GPUs: four Nvidia V100 GPUs (32 GB), Nvidia driver version 430.14, CUDA version 10.2.
We are not using Docker due to issues measuring energy usage from a container.
Submissions will be evaluated based on the overall SuperGLUE score (except WSC, see below) and the total energy consumed from CPU, DRAM, and GPU during inference as detailed in equation 1 of Henderson et al. 2020. To more accurately estimate energy consumption, each submission will be run 5 times and the average performance and energy consumption will be used for scoring.
Task performance will be measured using the official SuperGLUE evaluation server. Therefore, submissions should produce prediction files adhering to the SuperGLUE format. As obtaining nontrivial performance on WSC typically requires a large amount of task-specific engineering, WSC will not be used for the shared task. Submissions do not need to produce predictions for its test set and the score will not be included in the overall performance metric. Similarly, submissions do not need to produce predictions for the diagnostic datasets.
Energy consumption will be measured by the experiment-impact-tracker library. A submission should provide an inference script that will produce predictions for the test set. When evaluating a submission, we will use a Python wrapper that invokes this tracking library (`tracker.launch_impact_monitor()`) just before starting the inference script. We will use the “total_power” metric measured by the library.
A submission’s inference script can either produce predictions for all tasks at once or one specified task at a time, in which case the energy consumption to produce predictions for all tasks will be summed (and then averaged across runs). The inference script should only assume access to raw data as downloaded from the SuperGLUE site, and not rely on cached preprocessed data.

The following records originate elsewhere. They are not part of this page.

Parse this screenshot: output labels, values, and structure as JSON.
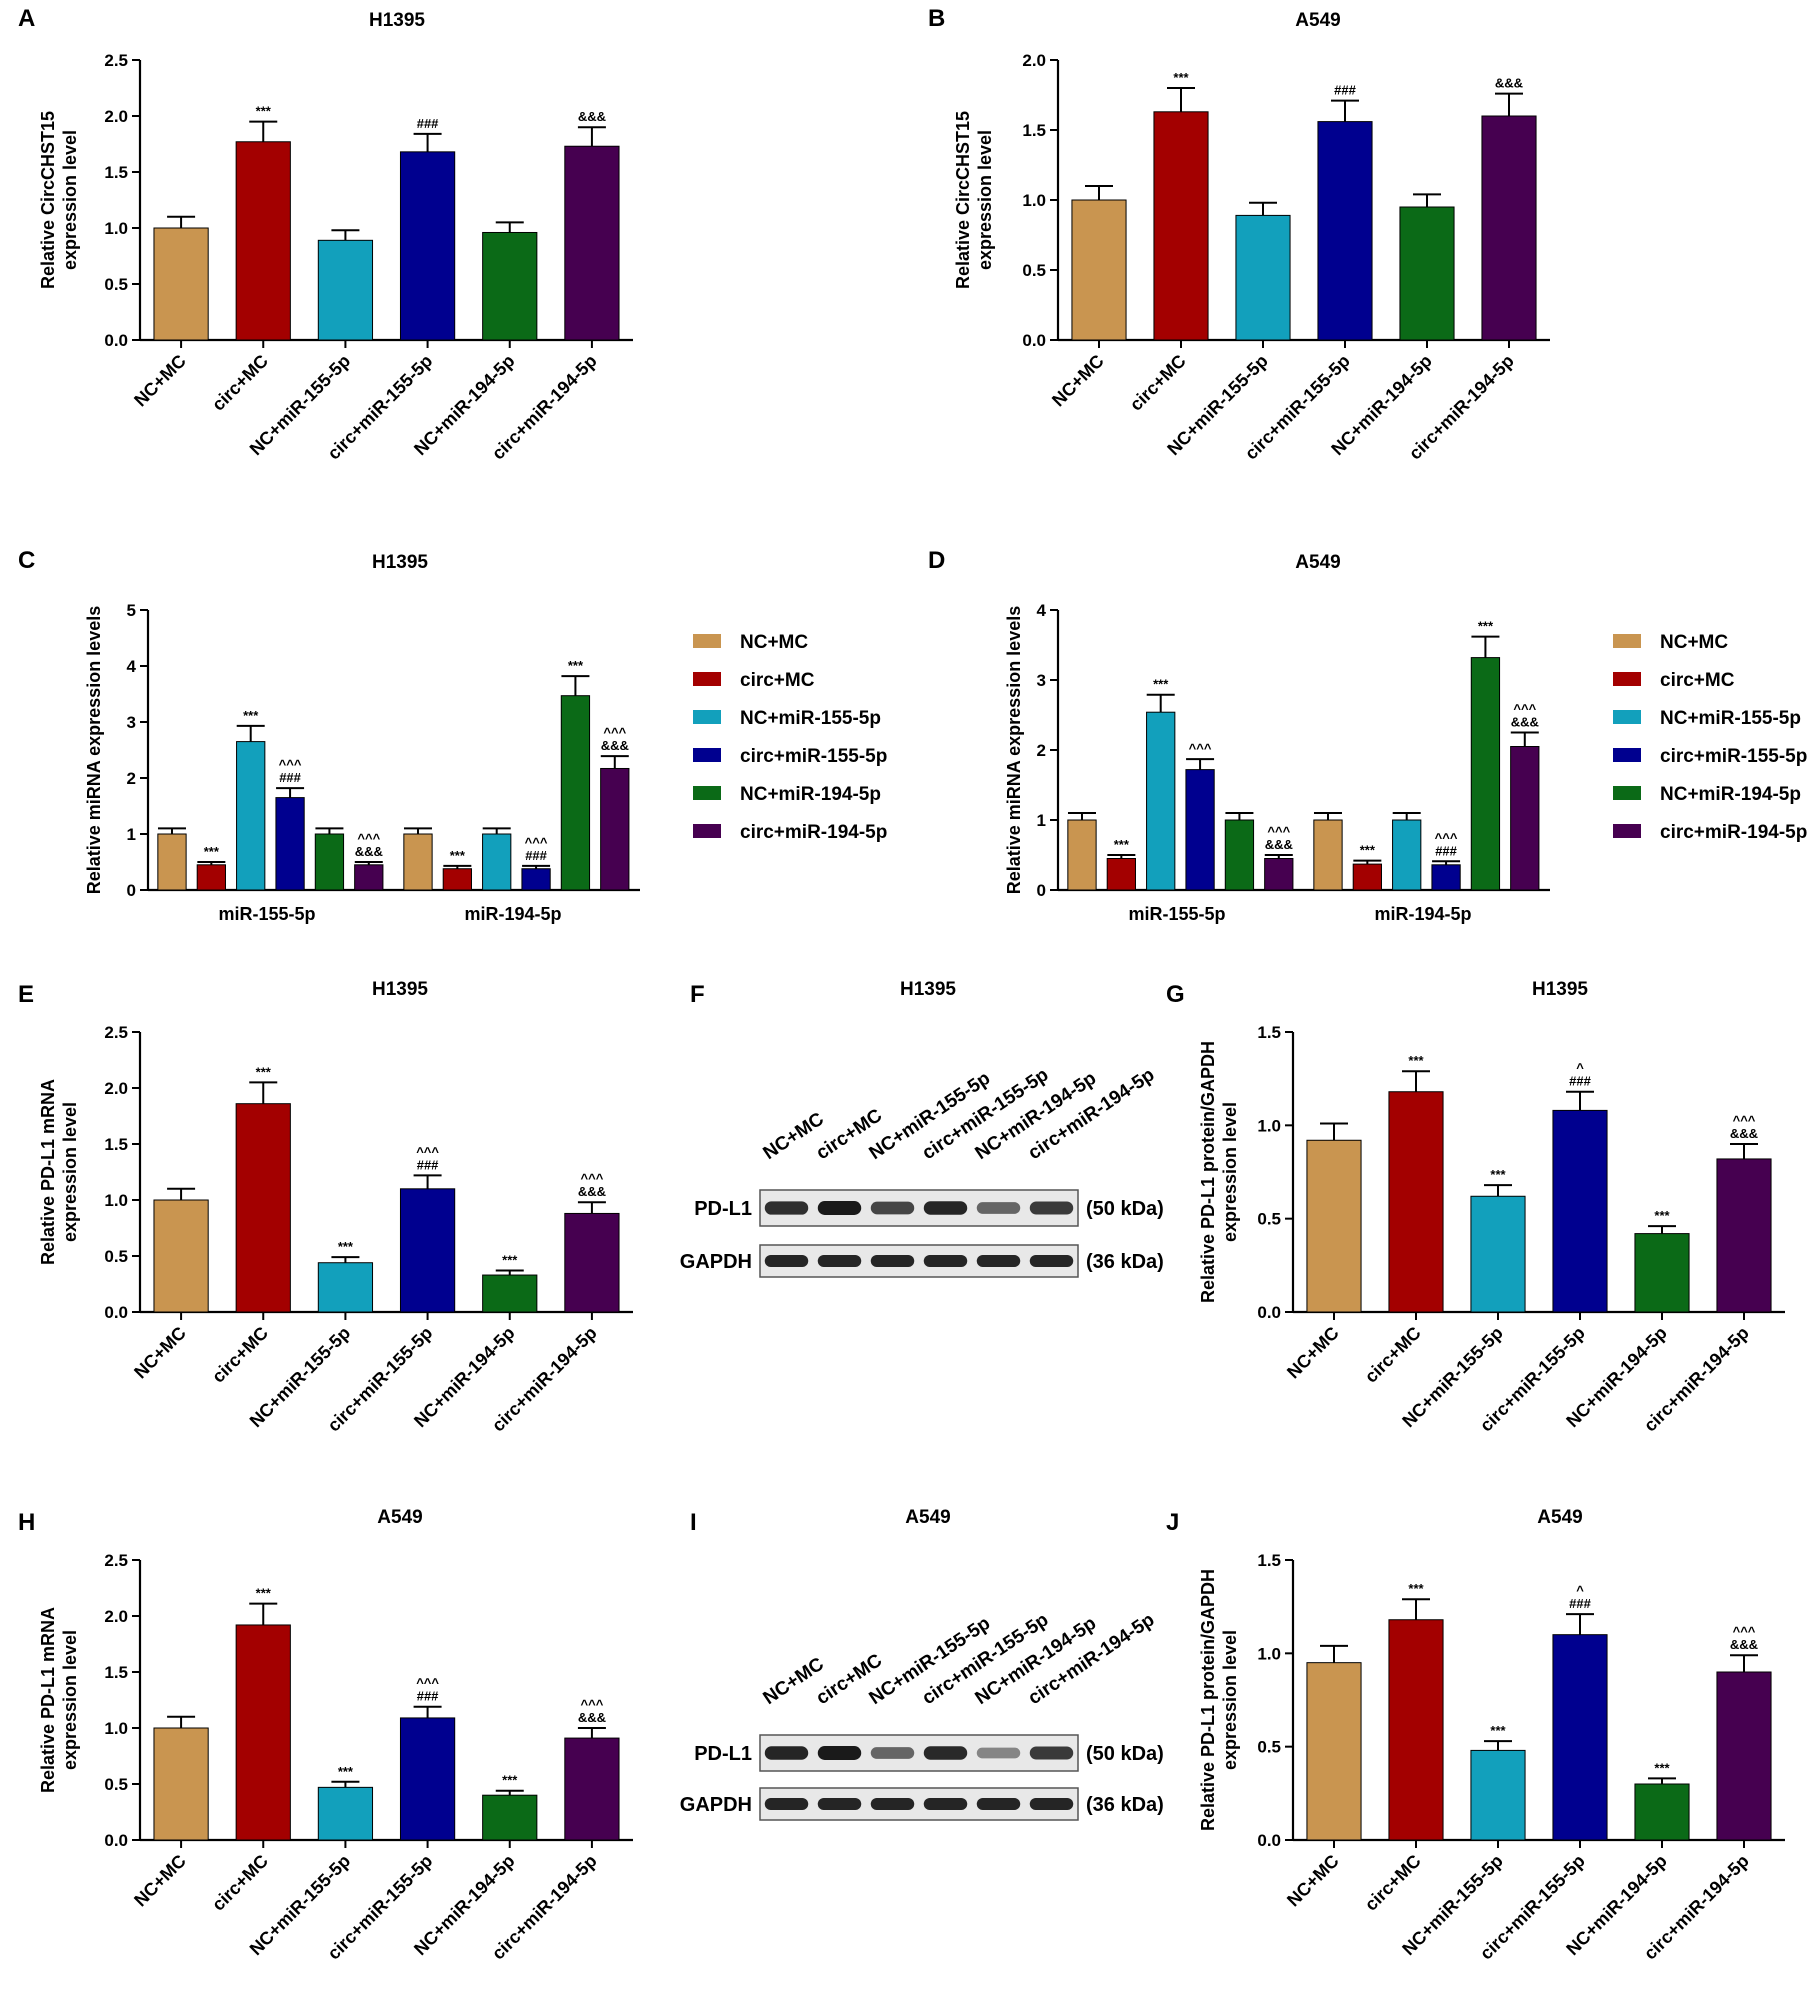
{
  "groups": [
    "NC+MC",
    "circ+MC",
    "NC+miR-155-5p",
    "circ+miR-155-5p",
    "NC+miR-194-5p",
    "circ+miR-194-5p"
  ],
  "colors": [
    "#C99550",
    "#A30000",
    "#12A0BC",
    "#00008F",
    "#0B6A17",
    "#460050"
  ],
  "chart_data": [
    {
      "panel": "A",
      "type": "bar",
      "title": "H1395",
      "ylabel": [
        "Relative CircCHST15",
        "expression level"
      ],
      "ylim": [
        0,
        2.5
      ],
      "yticks": [
        0,
        0.5,
        1.0,
        1.5,
        2.0,
        2.5
      ],
      "ytick_labels": [
        "0.0",
        "0.5",
        "1.0",
        "1.5",
        "2.0",
        "2.5"
      ],
      "values": [
        1.0,
        1.77,
        0.89,
        1.68,
        0.96,
        1.73
      ],
      "errors": [
        0.1,
        0.18,
        0.09,
        0.16,
        0.09,
        0.17
      ],
      "annotations": [
        [],
        [
          "***"
        ],
        [],
        [
          "###"
        ],
        [],
        [
          "&&&"
        ]
      ]
    },
    {
      "panel": "B",
      "type": "bar",
      "title": "A549",
      "ylabel": [
        "Relative CircCHST15",
        "expression level"
      ],
      "ylim": [
        0,
        2.0
      ],
      "yticks": [
        0,
        0.5,
        1.0,
        1.5,
        2.0
      ],
      "ytick_labels": [
        "0.0",
        "0.5",
        "1.0",
        "1.5",
        "2.0"
      ],
      "values": [
        1.0,
        1.63,
        0.89,
        1.56,
        0.95,
        1.6
      ],
      "errors": [
        0.1,
        0.17,
        0.09,
        0.15,
        0.09,
        0.16
      ],
      "annotations": [
        [],
        [
          "***"
        ],
        [],
        [
          "###"
        ],
        [],
        [
          "&&&"
        ]
      ]
    },
    {
      "panel": "C",
      "type": "grouped_bar",
      "title": "H1395",
      "ylabel": [
        "Relative miRNA expression levels"
      ],
      "ylim": [
        0,
        5
      ],
      "yticks": [
        0,
        1,
        2,
        3,
        4,
        5
      ],
      "ytick_labels": [
        "0",
        "1",
        "2",
        "3",
        "4",
        "5"
      ],
      "categories": [
        "miR-155-5p",
        "miR-194-5p"
      ],
      "series": [
        {
          "name": "NC+MC",
          "values": [
            1.0,
            1.0
          ],
          "errors": [
            0.1,
            0.1
          ],
          "annotations": [
            [],
            []
          ]
        },
        {
          "name": "circ+MC",
          "values": [
            0.45,
            0.38
          ],
          "errors": [
            0.05,
            0.05
          ],
          "annotations": [
            [
              "***"
            ],
            [
              "***"
            ]
          ]
        },
        {
          "name": "NC+miR-155-5p",
          "values": [
            2.65,
            1.0
          ],
          "errors": [
            0.28,
            0.1
          ],
          "annotations": [
            [
              "***"
            ],
            []
          ]
        },
        {
          "name": "circ+miR-155-5p",
          "values": [
            1.65,
            0.38
          ],
          "errors": [
            0.17,
            0.05
          ],
          "annotations": [
            [
              "###",
              "^^^"
            ],
            [
              "###",
              "^^^"
            ]
          ]
        },
        {
          "name": "NC+miR-194-5p",
          "values": [
            1.0,
            3.47
          ],
          "errors": [
            0.1,
            0.35
          ],
          "annotations": [
            [],
            [
              "***"
            ]
          ]
        },
        {
          "name": "circ+miR-194-5p",
          "values": [
            0.45,
            2.17
          ],
          "errors": [
            0.05,
            0.22
          ],
          "annotations": [
            [
              "&&&",
              "^^^"
            ],
            [
              "&&&",
              "^^^"
            ]
          ]
        }
      ]
    },
    {
      "panel": "D",
      "type": "grouped_bar",
      "title": "A549",
      "ylabel": [
        "Relative miRNA expression levels"
      ],
      "ylim": [
        0,
        4
      ],
      "yticks": [
        0,
        1,
        2,
        3,
        4
      ],
      "ytick_labels": [
        "0",
        "1",
        "2",
        "3",
        "4"
      ],
      "categories": [
        "miR-155-5p",
        "miR-194-5p"
      ],
      "series": [
        {
          "name": "NC+MC",
          "values": [
            1.0,
            1.0
          ],
          "errors": [
            0.1,
            0.1
          ],
          "annotations": [
            [],
            []
          ]
        },
        {
          "name": "circ+MC",
          "values": [
            0.45,
            0.37
          ],
          "errors": [
            0.05,
            0.05
          ],
          "annotations": [
            [
              "***"
            ],
            [
              "***"
            ]
          ]
        },
        {
          "name": "NC+miR-155-5p",
          "values": [
            2.54,
            1.0
          ],
          "errors": [
            0.25,
            0.1
          ],
          "annotations": [
            [
              "***"
            ],
            []
          ]
        },
        {
          "name": "circ+miR-155-5p",
          "values": [
            1.72,
            0.36
          ],
          "errors": [
            0.15,
            0.05
          ],
          "annotations": [
            [
              "^^^"
            ],
            [
              "###",
              "^^^"
            ]
          ]
        },
        {
          "name": "NC+miR-194-5p",
          "values": [
            1.0,
            3.32
          ],
          "errors": [
            0.1,
            0.3
          ],
          "annotations": [
            [],
            [
              "***"
            ]
          ]
        },
        {
          "name": "circ+miR-194-5p",
          "values": [
            0.45,
            2.05
          ],
          "errors": [
            0.05,
            0.2
          ],
          "annotations": [
            [
              "&&&",
              "^^^"
            ],
            [
              "&&&",
              "^^^"
            ]
          ]
        }
      ]
    },
    {
      "panel": "E",
      "type": "bar",
      "title": "H1395",
      "ylabel": [
        "Relative PD-L1 mRNA",
        "expression level"
      ],
      "ylim": [
        0,
        2.5
      ],
      "yticks": [
        0,
        0.5,
        1.0,
        1.5,
        2.0,
        2.5
      ],
      "ytick_labels": [
        "0.0",
        "0.5",
        "1.0",
        "1.5",
        "2.0",
        "2.5"
      ],
      "values": [
        1.0,
        1.86,
        0.44,
        1.1,
        0.33,
        0.88
      ],
      "errors": [
        0.1,
        0.19,
        0.05,
        0.12,
        0.04,
        0.1
      ],
      "annotations": [
        [],
        [
          "***"
        ],
        [
          "***"
        ],
        [
          "###",
          "^^^"
        ],
        [
          "***"
        ],
        [
          "&&&",
          "^^^"
        ]
      ]
    },
    {
      "panel": "G",
      "type": "bar",
      "title": "H1395",
      "ylabel": [
        "Relative PD-L1 protein/GAPDH",
        "expression level"
      ],
      "ylim": [
        0,
        1.5
      ],
      "yticks": [
        0,
        0.5,
        1.0,
        1.5
      ],
      "ytick_labels": [
        "0.0",
        "0.5",
        "1.0",
        "1.5"
      ],
      "values": [
        0.92,
        1.18,
        0.62,
        1.08,
        0.42,
        0.82
      ],
      "errors": [
        0.09,
        0.11,
        0.06,
        0.1,
        0.04,
        0.08
      ],
      "annotations": [
        [],
        [
          "***"
        ],
        [
          "***"
        ],
        [
          "###",
          "^"
        ],
        [
          "***"
        ],
        [
          "&&&",
          "^^^"
        ]
      ]
    },
    {
      "panel": "H",
      "type": "bar",
      "title": "A549",
      "ylabel": [
        "Relative PD-L1 mRNA",
        "expression level"
      ],
      "ylim": [
        0,
        2.5
      ],
      "yticks": [
        0,
        0.5,
        1.0,
        1.5,
        2.0,
        2.5
      ],
      "ytick_labels": [
        "0.0",
        "0.5",
        "1.0",
        "1.5",
        "2.0",
        "2.5"
      ],
      "values": [
        1.0,
        1.92,
        0.47,
        1.09,
        0.4,
        0.91
      ],
      "errors": [
        0.1,
        0.19,
        0.05,
        0.1,
        0.04,
        0.09
      ],
      "annotations": [
        [],
        [
          "***"
        ],
        [
          "***"
        ],
        [
          "###",
          "^^^"
        ],
        [
          "***"
        ],
        [
          "&&&",
          "^^^"
        ]
      ]
    },
    {
      "panel": "J",
      "type": "bar",
      "title": "A549",
      "ylabel": [
        "Relative PD-L1 protein/GAPDH",
        "expression level"
      ],
      "ylim": [
        0,
        1.5
      ],
      "yticks": [
        0,
        0.5,
        1.0,
        1.5
      ],
      "ytick_labels": [
        "0.0",
        "0.5",
        "1.0",
        "1.5"
      ],
      "values": [
        0.95,
        1.18,
        0.48,
        1.1,
        0.3,
        0.9
      ],
      "errors": [
        0.09,
        0.11,
        0.05,
        0.11,
        0.03,
        0.09
      ],
      "annotations": [
        [],
        [
          "***"
        ],
        [
          "***"
        ],
        [
          "###",
          "^"
        ],
        [
          "***"
        ],
        [
          "&&&",
          "^^^"
        ]
      ]
    }
  ],
  "blots": [
    {
      "panel": "F",
      "title": "H1395",
      "rows": [
        {
          "label": "PD-L1",
          "size": "(50 kDa)",
          "intensity": [
            0.85,
            0.95,
            0.75,
            0.9,
            0.6,
            0.8
          ]
        },
        {
          "label": "GAPDH",
          "size": "(36 kDa)",
          "intensity": [
            0.9,
            0.9,
            0.9,
            0.9,
            0.9,
            0.9
          ]
        }
      ]
    },
    {
      "panel": "I",
      "title": "A549",
      "rows": [
        {
          "label": "PD-L1",
          "size": "(50 kDa)",
          "intensity": [
            0.9,
            0.95,
            0.6,
            0.88,
            0.45,
            0.8
          ]
        },
        {
          "label": "GAPDH",
          "size": "(36 kDa)",
          "intensity": [
            0.9,
            0.9,
            0.9,
            0.9,
            0.9,
            0.9
          ]
        }
      ]
    }
  ]
}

To rank submissions, we will first group submissions into tracks by SuperGLUE score. There will be three tracks, defined as follows:
Track 1: performance greater than that of bert-base-uncased on all tasks, but less than that of roberta-large on all tasks
Track 2: performance greater than that of roberta-large on all tasks
Track 3 (CPU only): performance greater than that of bert-base-uncased on all tasks (no maximum score), but submissions will be restricted to only use CPU
Submissions will be assigned to the track based on the hardware used and the lowest threshold met (e.g. if a submission’s performance on one task is below that of roberta-large, but performance on the other tasks and the average performance are above it, it will still be considered in Track 1). For tasks with multiple evaluation metrics (e.g. EM and F1), the unweighted average of the metrics will be used to determine performance on that task. Exact minimum performance thresholds are as follows:
Within each track, submissions will be ranked by lowest energy consumption. We encourage participants to make submissions to each track, though participants will be limited to six submissions total.
To submit an entry, prepare a .zip file or create a Git repo with the model and code. Participants are free to use any system and framework as long as it can be provided with a python wrapper adequate to run the measurement library.
The submission should have a top-level README detailing the team name, submission name (to differentiate multiple submissions from a team), how and where to download any pretrained weights, and a script to perform inference on the SuperGLUE test set. Submissions should be emailed to firstname.lastname@example.org with the following information:
Name of the primary contact of the team.
Attachment of or link to the submission as detailed above.
The organizing committee of the workshop reserves the right to remove any submissions that the OC as a whole concludes are trying to unfairly manipulate the metric, such as by caching precomputed representations for the public test data.
Shared task submissions due:
August 28, 2020September 11, 2020
System descriptions due: September 11, 2020
Camera-ready system description: October 10, 2020
Workshop: November 11, 2020
All deadlines are 11.59 pm UTC -12h (“anywhere on Earth”).